Patently false. Java was published by Sun with an open source license over a decade ago: https://en.wikipedia.org/wiki/OpenJDK


That lawsuit has been dragging on for even longer, it wasn't open source licensed at the time. (Technically it was, but it was one of those corporate "community" licenses that has loads of strings attached.)


Google adopted Apache Harmony for Android - as you might guess, Harmony also had an Apache license. You're right, the law suit has dragged longer, but Apache Harmony's tussle with the official JDK predates Oracle's purchase of Sun. Oracle inherited the fight and broadened it after Android was already a success.

The whole Harmony TCK situation was a clusterfuck, because Sun was ostensibly for Free Software/ Open-Source, but a certified, Apache-licensed Java implementation would have killed the official JDK. Harmony was donated to the ASF by IBM - Sun's erstwhile rival. As an outsider, that era of Sun vs. IBM proxy wars was...interesting to follow. I had a chuckle when I learned that the "Eclipse" IDE was named to throw shade at Sun, and it was from a salty Sun CEO/employee.


OpenJDK predates this lawsuit. OpenJDK was first released May 8 2007, this lawsuit was filed August 13 2010, Google first released the alledgedly infringing API on November 5 2007. All dates from wikipedia, articles containing them linked below.

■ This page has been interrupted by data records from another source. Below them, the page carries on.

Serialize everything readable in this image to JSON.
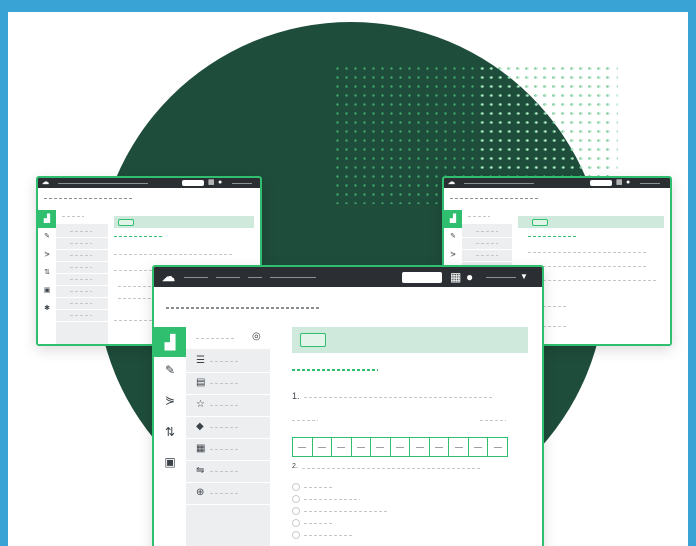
{
  "app": {
    "brand_color": "#2fbf6f",
    "topbar_color": "#2b2f33",
    "frame_color": "#3aa3d6",
    "circle_color": "#1f4d3b"
  },
  "icons": {
    "logo": "cloud-logo-icon",
    "grid": "grid-icon",
    "help": "help-icon",
    "caret": "chevron-down-icon",
    "sidebar": [
      "chart-icon",
      "brush-icon",
      "flow-icon",
      "sliders-icon",
      "calendar-icon",
      "gear-icon"
    ],
    "panel": [
      "list-icon",
      "image-icon",
      "star-icon",
      "globe-icon",
      "table-icon",
      "matrix-icon",
      "lock-icon"
    ]
  },
  "main_window": {
    "question_number_1": "1.",
    "question_number_2": "2."
  }
}
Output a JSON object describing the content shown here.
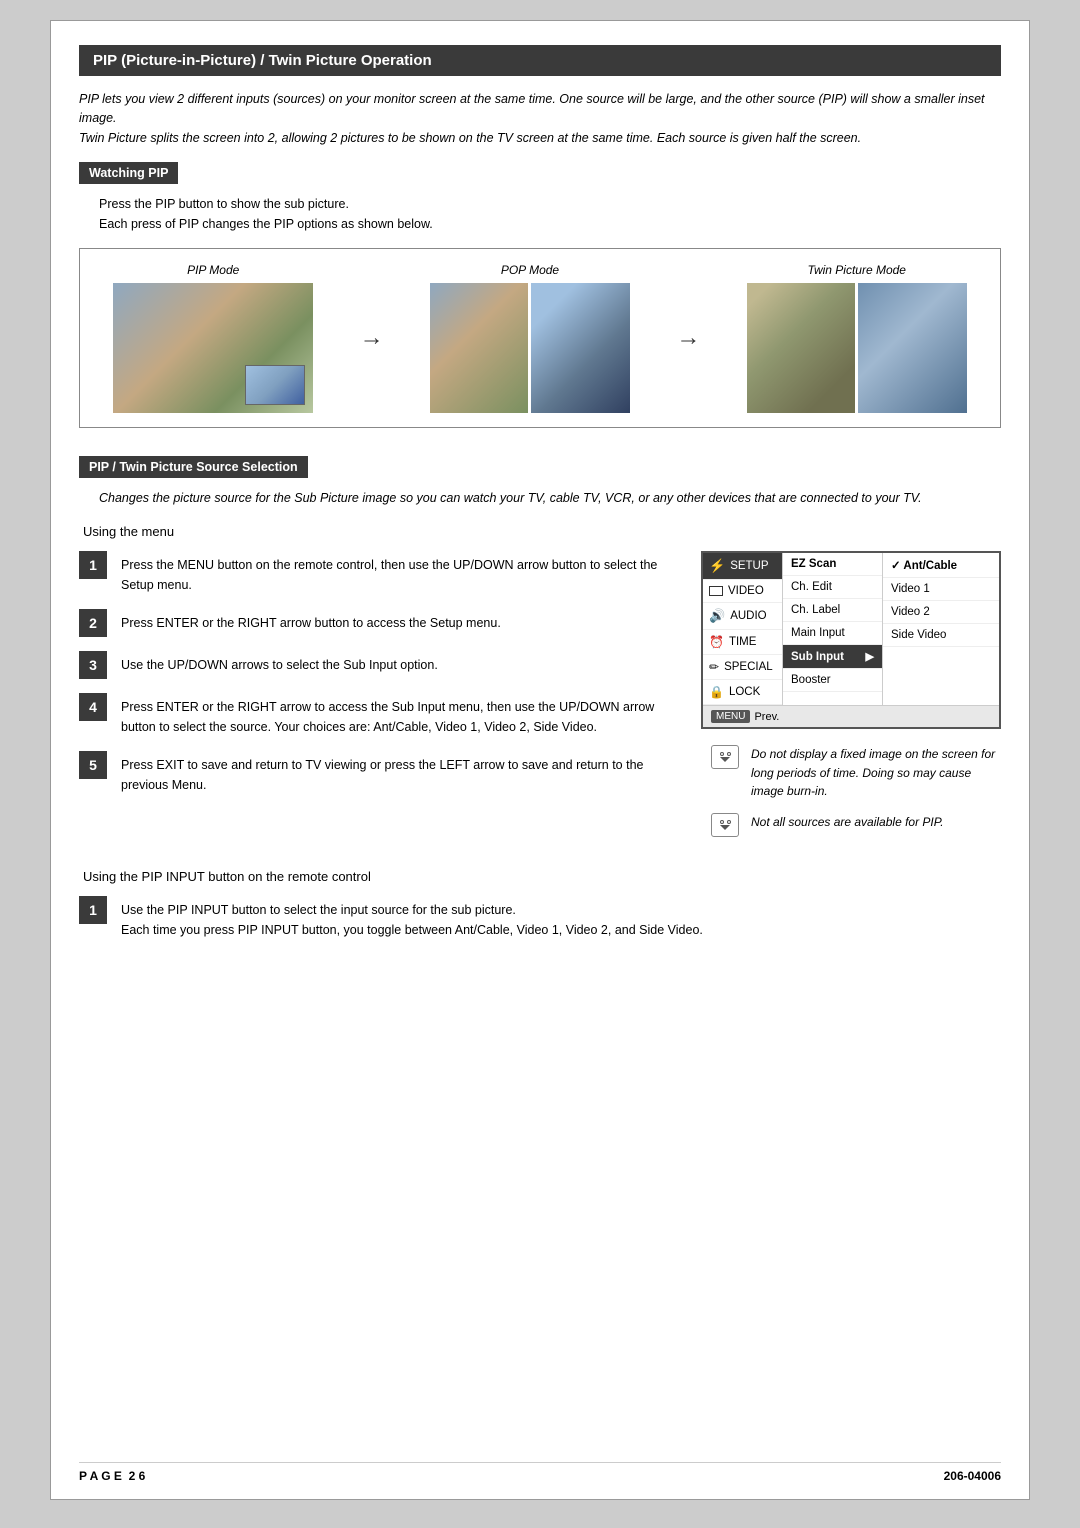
{
  "title": "PIP (Picture-in-Picture) / Twin Picture Operation",
  "intro": {
    "line1": "PIP lets you view 2 different inputs (sources) on your monitor screen at the same time. One source will be large, and the other source (PIP) will show a smaller inset image.",
    "line2": "Twin Picture splits the screen into 2, allowing 2 pictures to be shown on the TV screen at the same time. Each source is given half the screen."
  },
  "watching_pip": {
    "header": "Watching PIP",
    "desc_line1": "Press the PIP button to show the sub picture.",
    "desc_line2": "Each press of PIP changes the PIP options as shown below.",
    "pip_mode_label": "PIP Mode",
    "pop_mode_label": "POP Mode",
    "twin_mode_label": "Twin Picture Mode"
  },
  "source_selection": {
    "header": "PIP / Twin Picture Source Selection",
    "desc": "Changes the picture source for the Sub Picture image so you can watch your TV, cable TV, VCR, or any other devices that are connected to your TV.",
    "using_menu_label": "Using the menu",
    "steps": [
      {
        "num": "1",
        "text": "Press the MENU button on the remote control, then use the UP/DOWN arrow button to select the Setup menu."
      },
      {
        "num": "2",
        "text": "Press ENTER or the RIGHT arrow button to access the Setup menu."
      },
      {
        "num": "3",
        "text": "Use the UP/DOWN arrows to select the Sub Input option."
      },
      {
        "num": "4",
        "text": "Press ENTER or the RIGHT arrow to access the Sub Input menu, then use the UP/DOWN arrow button to select the source. Your choices are: Ant/Cable, Video 1, Video 2, Side Video."
      },
      {
        "num": "5",
        "text": "Press EXIT to save and return to TV viewing or press the LEFT arrow to save and return to the previous Menu."
      }
    ],
    "tv_menu": {
      "left_items": [
        {
          "label": "SETUP",
          "icon": "setup",
          "highlighted": true
        },
        {
          "label": "VIDEO",
          "icon": "video",
          "highlighted": false
        },
        {
          "label": "AUDIO",
          "icon": "audio",
          "highlighted": false
        },
        {
          "label": "TIME",
          "icon": "time",
          "highlighted": false
        },
        {
          "label": "SPECIAL",
          "icon": "special",
          "highlighted": false
        },
        {
          "label": "LOCK",
          "icon": "lock",
          "highlighted": false
        }
      ],
      "center_items": [
        {
          "label": "EZ Scan",
          "highlighted": false,
          "bold": true
        },
        {
          "label": "Ch. Edit",
          "highlighted": false,
          "bold": false
        },
        {
          "label": "Ch. Label",
          "highlighted": false,
          "bold": false
        },
        {
          "label": "Main Input",
          "highlighted": false,
          "bold": false
        },
        {
          "label": "Sub Input",
          "highlighted": true,
          "bold": false,
          "has_arrow": true
        },
        {
          "label": "Booster",
          "highlighted": false,
          "bold": false
        }
      ],
      "right_items": [
        {
          "label": "✓ Ant/Cable",
          "checked": true
        },
        {
          "label": "Video 1",
          "checked": false
        },
        {
          "label": "Video 2",
          "checked": false
        },
        {
          "label": "Side Video",
          "checked": false
        }
      ],
      "bottom_btn": "MENU",
      "bottom_label": "Prev."
    },
    "notes": [
      "Do not display a fixed image on the screen for long periods of time. Doing so may cause image burn-in.",
      "Not all sources are available for PIP."
    ]
  },
  "pip_input_section": {
    "label": "Using the PIP INPUT button on the remote control",
    "steps": [
      {
        "num": "1",
        "text": "Use the PIP INPUT button to select the input source for the sub picture.\nEach time you press PIP INPUT button, you toggle between Ant/Cable, Video 1, Video 2, and Side Video."
      }
    ]
  },
  "footer": {
    "page_label": "P A G E",
    "page_num": "2 6",
    "doc_num": "206-04006"
  }
}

It doesn't matter though, Google didn't comply with OpenJDK's GPL license (since they, like everyone in the software and legal world, did not think APIs were copyrightable). They are not even bothering to argue that they had a license.

Incidentally this is similar to how Oracle did not comply with that SDKs Apache 2 license... oddly they are trying to argue that they had a license despite that.

https://en.wikipedia.org/wiki/OpenJDK (OpenJDK release date)

https://en.wikipedia.org/wiki/Google_v._Oracle_America (The two other dates)


It seems they're copying the back-end API which would not be covered by the client SDK license.


I didn't check, but it is possible that the client contains a complete copy of the back-end API. That would be pretty common with auto generated clients.